SFZero.org is a free ongoing game and online social network. SFZero challenges players to collaborate with each other to complete social, cultural and artistic projects - it asks players to create challenges for the community, and gives players support to do things they wouldn't normally do.

Participants pick from a variety of activities to compete in the real world, and then submit documentation of what they've accomplished on the SFZero website.

SFZero makes a unique statement about how technology and virtual, online interactions can positively impact real-world interaction and experience.

The goal of this project is to further develop SFZero into a system that allows individuals or organizations to create powerful socially relevant games, and give them the support and expertise they need to be successful.

Comments

more info on SFZero

I just wanted to add some links in case anyone is interested in reading up a bit more on SFZero.

games changing the real world

Sandra Dickinson

I am delighted to find SF0 here among the Net2 projects! I was first introduced to SF0 thru Jane McGonigal's doctoral dissertation. Jane is one of my heroes. The way she thinks about the power of multi-player games to impact the real world is a guiding principle for me. And of course, Jane says SF0 is doing it.

I have just spent quite a bit of time exploring your website, getting a deeper feel for the types of game tasks players have created. Like the quixotic Ivan -- I too am eager to hear an illustrative example of how you envision the SF0 platform transitions as a tool for nonprofits to use in service of social missions.

What do you see as the essential difference between what SF0 is now -- and what it needs to be for nonprofits to use it effectively? A little fuller explanation of that difference might make it easier to see what is worth paying to play. (there are plenty of games out there that millions of people feel are worth paying to play - but it is hard to go from free to fee without folks seeing the difference).

My own project, SElearninggames, has some basic principles in common with your proposal, and we share some of the same challenges. SElearninggames uses wiki and blog tools to create a space for social entrepreneurs to make an elearning game together. The game goal is to increase the real-world profitability of nonprofit earned income ventures - so that nonprofits can make more of their own money to support their social missions.
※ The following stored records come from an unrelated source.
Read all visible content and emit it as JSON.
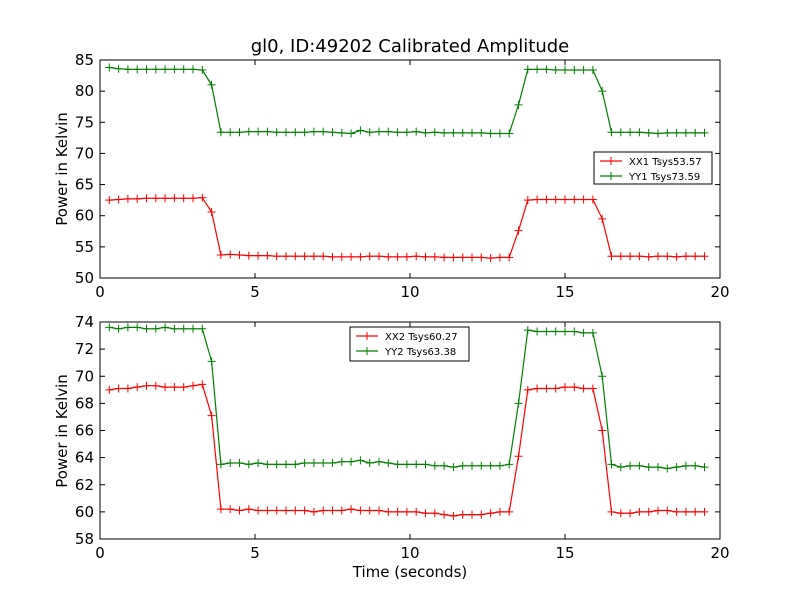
{
  "chart_data": [
    {
      "type": "line",
      "title": "gl0, ID:49202 Calibrated Amplitude",
      "xlabel": "",
      "ylabel": "Power in Kelvin",
      "xlim": [
        0,
        20
      ],
      "ylim": [
        50,
        85
      ],
      "xticks": [
        "0",
        "5",
        "10",
        "15",
        "20"
      ],
      "yticks": [
        "50",
        "55",
        "60",
        "65",
        "70",
        "75",
        "80",
        "85"
      ],
      "legend_position": "center-right",
      "series": [
        {
          "name": "XX1 Tsys53.57",
          "color": "#ff0000",
          "x": [
            0.3,
            0.6,
            0.9,
            1.2,
            1.5,
            1.8,
            2.1,
            2.4,
            2.7,
            3.0,
            3.3,
            3.6,
            3.9,
            4.2,
            4.5,
            4.8,
            5.1,
            5.4,
            5.7,
            6.0,
            6.3,
            6.6,
            6.9,
            7.2,
            7.5,
            7.8,
            8.1,
            8.4,
            8.7,
            9.0,
            9.3,
            9.6,
            9.9,
            10.2,
            10.5,
            10.8,
            11.1,
            11.4,
            11.7,
            12.0,
            12.3,
            12.6,
            12.9,
            13.2,
            13.5,
            13.8,
            14.1,
            14.4,
            14.7,
            15.0,
            15.3,
            15.6,
            15.9,
            16.2,
            16.5,
            16.8,
            17.1,
            17.4,
            17.7,
            18.0,
            18.3,
            18.6,
            18.9,
            19.2,
            19.5
          ],
          "values": [
            62.5,
            62.6,
            62.7,
            62.7,
            62.8,
            62.8,
            62.8,
            62.8,
            62.8,
            62.8,
            62.9,
            60.6,
            53.7,
            53.8,
            53.7,
            53.6,
            53.6,
            53.6,
            53.5,
            53.5,
            53.5,
            53.5,
            53.5,
            53.5,
            53.4,
            53.4,
            53.4,
            53.4,
            53.5,
            53.5,
            53.4,
            53.4,
            53.4,
            53.5,
            53.4,
            53.4,
            53.3,
            53.3,
            53.3,
            53.3,
            53.3,
            53.2,
            53.3,
            53.3,
            57.6,
            62.5,
            62.6,
            62.6,
            62.6,
            62.6,
            62.6,
            62.6,
            62.6,
            59.5,
            53.5,
            53.5,
            53.5,
            53.5,
            53.4,
            53.5,
            53.5,
            53.4,
            53.5,
            53.5,
            53.5
          ]
        },
        {
          "name": "YY1 Tsys73.59",
          "color": "#008000",
          "x": [
            0.3,
            0.6,
            0.9,
            1.2,
            1.5,
            1.8,
            2.1,
            2.4,
            2.7,
            3.0,
            3.3,
            3.6,
            3.9,
            4.2,
            4.5,
            4.8,
            5.1,
            5.4,
            5.7,
            6.0,
            6.3,
            6.6,
            6.9,
            7.2,
            7.5,
            7.8,
            8.1,
            8.4,
            8.7,
            9.0,
            9.3,
            9.6,
            9.9,
            10.2,
            10.5,
            10.8,
            11.1,
            11.4,
            11.7,
            12.0,
            12.3,
            12.6,
            12.9,
            13.2,
            13.5,
            13.8,
            14.1,
            14.4,
            14.7,
            15.0,
            15.3,
            15.6,
            15.9,
            16.2,
            16.5,
            16.8,
            17.1,
            17.4,
            17.7,
            18.0,
            18.3,
            18.6,
            18.9,
            19.2,
            19.5
          ],
          "values": [
            83.8,
            83.6,
            83.5,
            83.5,
            83.5,
            83.5,
            83.5,
            83.5,
            83.5,
            83.5,
            83.4,
            81.0,
            73.4,
            73.4,
            73.4,
            73.5,
            73.5,
            73.5,
            73.4,
            73.4,
            73.4,
            73.4,
            73.5,
            73.5,
            73.4,
            73.3,
            73.2,
            73.7,
            73.4,
            73.5,
            73.5,
            73.4,
            73.4,
            73.5,
            73.3,
            73.4,
            73.3,
            73.3,
            73.3,
            73.3,
            73.3,
            73.2,
            73.2,
            73.2,
            77.8,
            83.5,
            83.5,
            83.5,
            83.4,
            83.4,
            83.4,
            83.4,
            83.4,
            80.0,
            73.4,
            73.4,
            73.4,
            73.4,
            73.3,
            73.2,
            73.3,
            73.3,
            73.3,
            73.3,
            73.3
          ]
        }
      ]
    },
    {
      "type": "line",
      "title": "",
      "xlabel": "Time (seconds)",
      "ylabel": "Power in Kelvin",
      "xlim": [
        0,
        20
      ],
      "ylim": [
        58,
        74
      ],
      "xticks": [
        "0",
        "5",
        "10",
        "15",
        "20"
      ],
      "yticks": [
        "58",
        "60",
        "62",
        "64",
        "66",
        "68",
        "70",
        "72",
        "74"
      ],
      "legend_position": "upper-center",
      "series": [
        {
          "name": "XX2 Tsys60.27",
          "color": "#ff0000",
          "x": [
            0.3,
            0.6,
            0.9,
            1.2,
            1.5,
            1.8,
            2.1,
            2.4,
            2.7,
            3.0,
            3.3,
            3.6,
            3.9,
            4.2,
            4.5,
            4.8,
            5.1,
            5.4,
            5.7,
            6.0,
            6.3,
            6.6,
            6.9,
            7.2,
            7.5,
            7.8,
            8.1,
            8.4,
            8.7,
            9.0,
            9.3,
            9.6,
            9.9,
            10.2,
            10.5,
            10.8,
            11.1,
            11.4,
            11.7,
            12.0,
            12.3,
            12.6,
            12.9,
            13.2,
            13.5,
            13.8,
            14.1,
            14.4,
            14.7,
            15.0,
            15.3,
            15.6,
            15.9,
            16.2,
            16.5,
            16.8,
            17.1,
            17.4,
            17.7,
            18.0,
            18.3,
            18.6,
            18.9,
            19.2,
            19.5
          ],
          "values": [
            69.0,
            69.1,
            69.1,
            69.2,
            69.3,
            69.3,
            69.2,
            69.2,
            69.2,
            69.3,
            69.4,
            67.1,
            60.2,
            60.2,
            60.1,
            60.2,
            60.1,
            60.1,
            60.1,
            60.1,
            60.1,
            60.1,
            60.0,
            60.1,
            60.1,
            60.1,
            60.2,
            60.1,
            60.1,
            60.1,
            60.0,
            60.0,
            60.0,
            60.0,
            59.9,
            59.9,
            59.8,
            59.7,
            59.8,
            59.8,
            59.8,
            59.9,
            60.0,
            60.0,
            64.1,
            69.0,
            69.1,
            69.1,
            69.1,
            69.2,
            69.2,
            69.1,
            69.1,
            66.0,
            60.0,
            59.9,
            59.9,
            60.0,
            60.0,
            60.1,
            60.1,
            60.0,
            60.0,
            60.0,
            60.0
          ]
        },
        {
          "name": "YY2 Tsys63.38",
          "color": "#008000",
          "x": [
            0.3,
            0.6,
            0.9,
            1.2,
            1.5,
            1.8,
            2.1,
            2.4,
            2.7,
            3.0,
            3.3,
            3.6,
            3.9,
            4.2,
            4.5,
            4.8,
            5.1,
            5.4,
            5.7,
            6.0,
            6.3,
            6.6,
            6.9,
            7.2,
            7.5,
            7.8,
            8.1,
            8.4,
            8.7,
            9.0,
            9.3,
            9.6,
            9.9,
            10.2,
            10.5,
            10.8,
            11.1,
            11.4,
            11.7,
            12.0,
            12.3,
            12.6,
            12.9,
            13.2,
            13.5,
            13.8,
            14.1,
            14.4,
            14.7,
            15.0,
            15.3,
            15.6,
            15.9,
            16.2,
            16.5,
            16.8,
            17.1,
            17.4,
            17.7,
            18.0,
            18.3,
            18.6,
            18.9,
            19.2,
            19.5
          ],
          "values": [
            73.6,
            73.5,
            73.6,
            73.6,
            73.5,
            73.5,
            73.6,
            73.5,
            73.5,
            73.5,
            73.5,
            71.1,
            63.5,
            63.6,
            63.6,
            63.5,
            63.6,
            63.5,
            63.5,
            63.5,
            63.5,
            63.6,
            63.6,
            63.6,
            63.6,
            63.7,
            63.7,
            63.8,
            63.6,
            63.7,
            63.6,
            63.5,
            63.5,
            63.5,
            63.5,
            63.4,
            63.4,
            63.3,
            63.4,
            63.4,
            63.4,
            63.4,
            63.4,
            63.5,
            68.0,
            73.4,
            73.3,
            73.3,
            73.3,
            73.3,
            73.3,
            73.2,
            73.2,
            70.0,
            63.5,
            63.3,
            63.4,
            63.4,
            63.3,
            63.3,
            63.2,
            63.3,
            63.4,
            63.4,
            63.3
          ]
        }
      ]
    }
  ]
}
Because of what we have in common, your comments on my project would be very valuable to me. I hope you'll take a look. Thank you.

I <3 sf0

I only wish I lived in the Bay Area.

I would like a little more theory on how you think this could be applied/used by nonprofits or social change organizations...an example or two might help. In particular it might dispel any of those pedantic/dull ideas we as nonprofits might initially have when thinking about sf0. Your average ED might not get the situationist cues you're dropping.

That said, I'm a little confused about your sustainability/"marketing" section. You're proposing to charge subscription fees for participation? Won't this fundamentally alter the nature of the "game"? This seems like something that's inherent to the existing community, and I would be wary of strong community backlash, to the point of setting up alternative websites, if a mandatory fee were introduced. (You mention that it would be sliding-scale but don't say if that scale would go down to 0, or how it would be assessed.)

On the consulting end, is your vision to become the coolhunters of guerrilla marketing? So every new Nike shoe can have its own Ignignokt or Shepard Fairey campaign? Or is it something...well...less capitalist-exploitative? I can't really tell.

I really like this proposal, I think you just need to appeal a little more directly to the audience here.

--ivan (quixotic1.com/Genocide Intervention Network)

Out of the Bay and into our Hearts

I also am amazed with what SF0 can do, even far away from the Bay.  From someone who has never even visited California, I want to say that this is a fantastic project, and I have seen that the young men who created this project continue to have so much energy and insight for it.  What they want to do with it, what its possibilities are.  It is a website so much about coaxing and tricking people to do fantastic things in the non-Web world.